In all ETL jobs one would have noticed a step “Delete Target Table Index(s)” just prior to writing data into target data mart or table after all the processing steps are completed.
As a matter of fact, it is one of the “ETL Best Practices” to be adopted while designing ETL data flows. This precursor step has a great performance incentive when adopted in data flows.
In a database, any INDEX created has to be maintained in sorted fashion in order for the INDEX to be effective. Whenever a record is inserted, subsequent to INSERT operation into target tables, the INDEX is re-organized with the new value which was inserted. In case when hundred records are inserted, the INDEX is re-organized or built a hundred times (Note: Depending on the database, index type and DBA actions, this process can be fine tuned). If the target table has multiple INDEXes, the problem is compounded because all indexes have to be adjusted.
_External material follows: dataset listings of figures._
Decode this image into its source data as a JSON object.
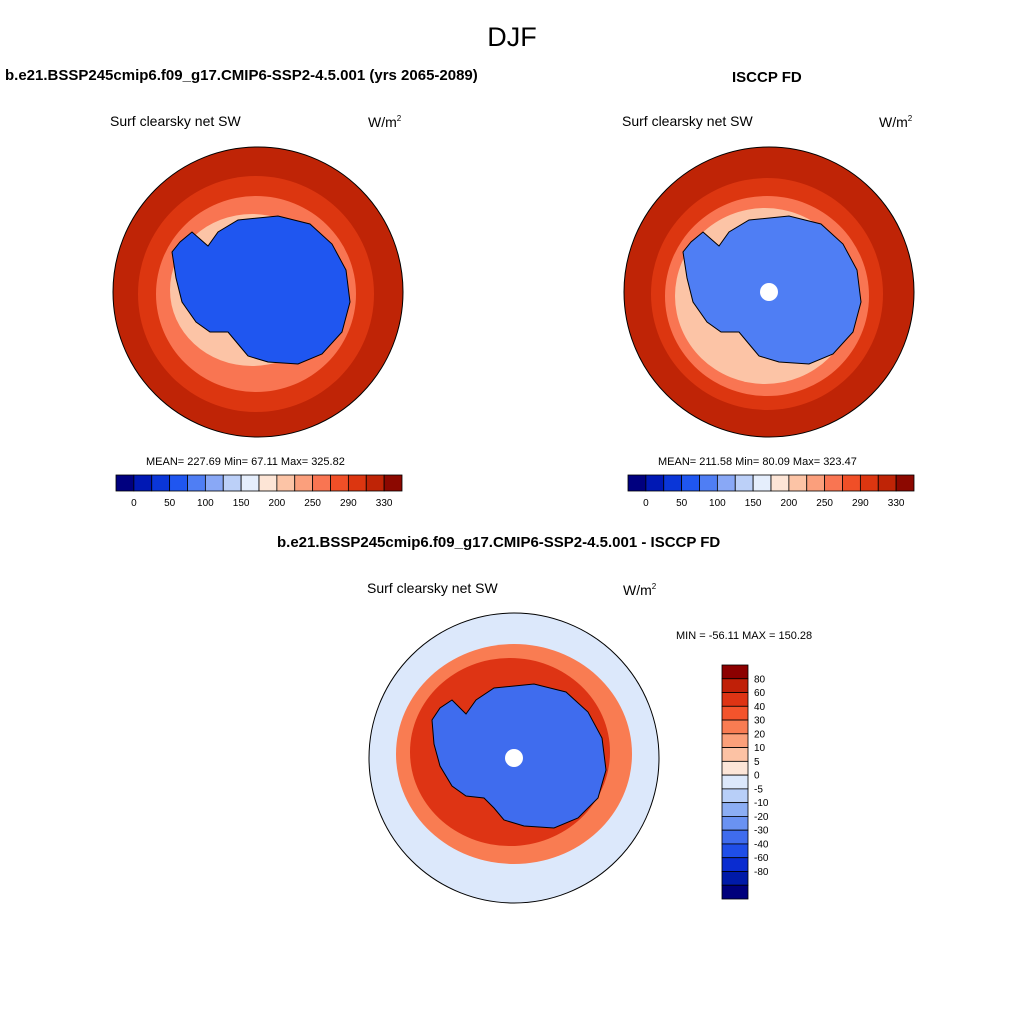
{
  "figure": {
    "title": "DJF"
  },
  "panels": {
    "model": {
      "title": "b.e21.BSSP245cmip6.f09_g17.CMIP6-SSP2-4.5.001 (yrs 2065-2089)",
      "variable": "Surf clearsky net SW",
      "units_base": "W/m",
      "units_exp": "2",
      "stats": "MEAN= 227.69  Min=  67.11  Max= 325.82"
    },
    "obs": {
      "title": "ISCCP FD",
      "variable": "Surf clearsky net SW",
      "units_base": "W/m",
      "units_exp": "2",
      "stats": "MEAN= 211.58  Min=  80.09  Max= 323.47"
    },
    "diff": {
      "title": "b.e21.BSSP245cmip6.f09_g17.CMIP6-SSP2-4.5.001 - ISCCP FD",
      "variable": "Surf clearsky net SW",
      "units_base": "W/m",
      "units_exp": "2",
      "stats": "MIN = -56.11 MAX = 150.28"
    }
  },
  "colorbars": {
    "abs": {
      "orientation": "horizontal",
      "colors": [
        "#00007f",
        "#0018b4",
        "#0a36d8",
        "#1f56f0",
        "#4f7ef4",
        "#89a8f6",
        "#bcd0f8",
        "#e5eefc",
        "#fde5d6",
        "#fcc4a6",
        "#fb9f7c",
        "#f97552",
        "#f04f27",
        "#dc3610",
        "#bf2406",
        "#8c0800"
      ],
      "tick_labels": [
        "0",
        "50",
        "100",
        "150",
        "200",
        "250",
        "290",
        "330"
      ]
    },
    "diff": {
      "orientation": "vertical",
      "colors": [
        "#8c0000",
        "#c02008",
        "#de3414",
        "#f3542c",
        "#f97c52",
        "#fba07a",
        "#fcc2a4",
        "#fde6d8",
        "#dce8fb",
        "#b8cff8",
        "#8caef4",
        "#6a92f2",
        "#3f6cee",
        "#1f4ee8",
        "#0a2cd0",
        "#001aa8",
        "#00007c"
      ],
      "tick_labels": [
        "80",
        "60",
        "40",
        "30",
        "20",
        "10",
        "5",
        "0",
        "-5",
        "-10",
        "-20",
        "-30",
        "-40",
        "-60",
        "-80"
      ]
    }
  },
  "map_colors": {
    "ocean_far": "#bf2406",
    "ocean_mid": "#dc3610",
    "ocean_near": "#f97552",
    "ice_edge": "#fcc4a6",
    "land": "#1f56f0",
    "land_obs": "#4f7ef4",
    "coast": "#000000",
    "pole_hole": "#ffffff",
    "diff_bg": "#dce8fb",
    "diff_warm": "#de3414",
    "diff_warm2": "#f97c52",
    "diff_cold": "#3f6cee"
  }
}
In Data Warehousing environments, the quantum of records to be inserted or updated will be in several thousands on daily basis and at this magnitude every performance bottlenecks have to be removed. Dropping the INDEX(s) and loading data helps to a great extent in avoiding costly database operations.
The process while loading data adopted is in the following sequence
- DROP INDEX <index name(s)>
- INSERT INTO TABLE <records>
- CREATE INDEX <column(s)>